Der auf Bestreben der bündnisgrünen Fraktion von der Koalition im Juli beschlossene Antrag zur Erstellung eines „Gesamtkonzeptes gegen Rechtsextremismus“ stellt eine Grundlage dar, auf der weiter aufgebaut werden sollte. Unter den 18 Punkten des Programms besonders hervorzuheben ist die Gründung eines Dokumentations- und Forschungsinstituts zu demokratiefeindlichen Bestrebungen in Sachsen, des Else-Frenkel-Brunswik-Institutes. Auch die Schaffung von Sicherheitsmaßnahmen für sensible Einrichtungen ist durchaus ein richtiger, wenn auch deutlich verspäteter, Schritt. Ebenfalls zu begrüßen ist die geplante Verbesserung der Kommunikation und Unterstützung es Landes für die Kommunen im Kampf gegen Rechts.
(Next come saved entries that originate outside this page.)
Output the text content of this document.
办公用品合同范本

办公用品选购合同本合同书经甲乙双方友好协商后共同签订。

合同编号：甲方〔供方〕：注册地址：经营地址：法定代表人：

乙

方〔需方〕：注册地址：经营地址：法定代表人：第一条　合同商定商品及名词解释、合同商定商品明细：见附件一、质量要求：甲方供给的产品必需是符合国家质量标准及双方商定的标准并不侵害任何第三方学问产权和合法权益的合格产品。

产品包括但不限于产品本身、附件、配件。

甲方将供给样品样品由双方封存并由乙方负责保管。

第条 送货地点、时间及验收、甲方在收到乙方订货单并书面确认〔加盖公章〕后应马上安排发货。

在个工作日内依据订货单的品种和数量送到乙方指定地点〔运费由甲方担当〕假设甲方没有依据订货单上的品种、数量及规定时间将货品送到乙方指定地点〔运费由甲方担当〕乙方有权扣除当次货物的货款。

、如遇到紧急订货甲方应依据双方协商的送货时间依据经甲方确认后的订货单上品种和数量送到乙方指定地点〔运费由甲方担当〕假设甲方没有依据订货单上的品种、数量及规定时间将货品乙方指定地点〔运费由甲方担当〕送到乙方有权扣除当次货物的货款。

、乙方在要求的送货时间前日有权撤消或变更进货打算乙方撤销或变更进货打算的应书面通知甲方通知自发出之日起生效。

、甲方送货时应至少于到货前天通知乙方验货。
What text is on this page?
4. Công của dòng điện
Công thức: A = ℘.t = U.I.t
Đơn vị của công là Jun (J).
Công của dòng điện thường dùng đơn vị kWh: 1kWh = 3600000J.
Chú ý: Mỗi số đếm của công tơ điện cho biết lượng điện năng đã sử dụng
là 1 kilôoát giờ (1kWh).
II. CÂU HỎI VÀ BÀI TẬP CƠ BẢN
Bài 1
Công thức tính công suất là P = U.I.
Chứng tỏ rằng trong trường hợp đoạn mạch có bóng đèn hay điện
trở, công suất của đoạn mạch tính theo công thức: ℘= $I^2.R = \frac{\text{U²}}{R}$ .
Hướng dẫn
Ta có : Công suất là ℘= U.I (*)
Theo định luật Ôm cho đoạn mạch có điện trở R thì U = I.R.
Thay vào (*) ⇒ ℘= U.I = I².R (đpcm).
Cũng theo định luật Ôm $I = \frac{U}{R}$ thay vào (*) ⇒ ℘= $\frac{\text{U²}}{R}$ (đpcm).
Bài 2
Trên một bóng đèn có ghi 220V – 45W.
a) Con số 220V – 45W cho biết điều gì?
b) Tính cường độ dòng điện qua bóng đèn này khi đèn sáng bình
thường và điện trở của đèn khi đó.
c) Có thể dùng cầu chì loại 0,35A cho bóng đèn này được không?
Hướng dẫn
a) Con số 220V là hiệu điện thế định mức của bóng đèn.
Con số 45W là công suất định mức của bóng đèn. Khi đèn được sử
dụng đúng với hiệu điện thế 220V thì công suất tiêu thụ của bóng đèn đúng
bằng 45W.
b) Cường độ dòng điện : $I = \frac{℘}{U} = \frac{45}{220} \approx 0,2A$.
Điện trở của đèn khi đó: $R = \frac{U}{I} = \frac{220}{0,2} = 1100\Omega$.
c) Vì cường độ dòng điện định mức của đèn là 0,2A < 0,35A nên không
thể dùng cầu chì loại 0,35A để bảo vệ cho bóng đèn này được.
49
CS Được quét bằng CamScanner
Das eigentlich bis Ende 2020 geplante Gesamtkonzept muss nun auch schnell auf die Beine gestellt und konsequent umgesetzt werden! 

KLIMAPOLITIK 

Leider hat die Landesregierung im wichtigen Bereich Klimaschutz bisher noch nicht viel vorzuweisen. Mit dem Beschluss der Förderrichtline für die Forstwirtschaft und dem Ausblick auf das Waldgesetz macht die Landesregierung Schritte in Richtung nachhaltiger Wald. Das im Koalitionsvertrag vereinbarte neue Energie- und Klimaprogramm ist genau wie der neue Haushalt noch nicht verabschiedet. Wir warten deshalb gespannt und hoffen sehr, dass in beidem eine deutliche grüne Handschrift erkennbar sein wird. Gerade im Bereich der Energiewende besteht in Sachsen dringender Handlungsbedarf; hier muss das CDU-geführte Regionalministerium seine Blockadehaltung sofort aufgeben.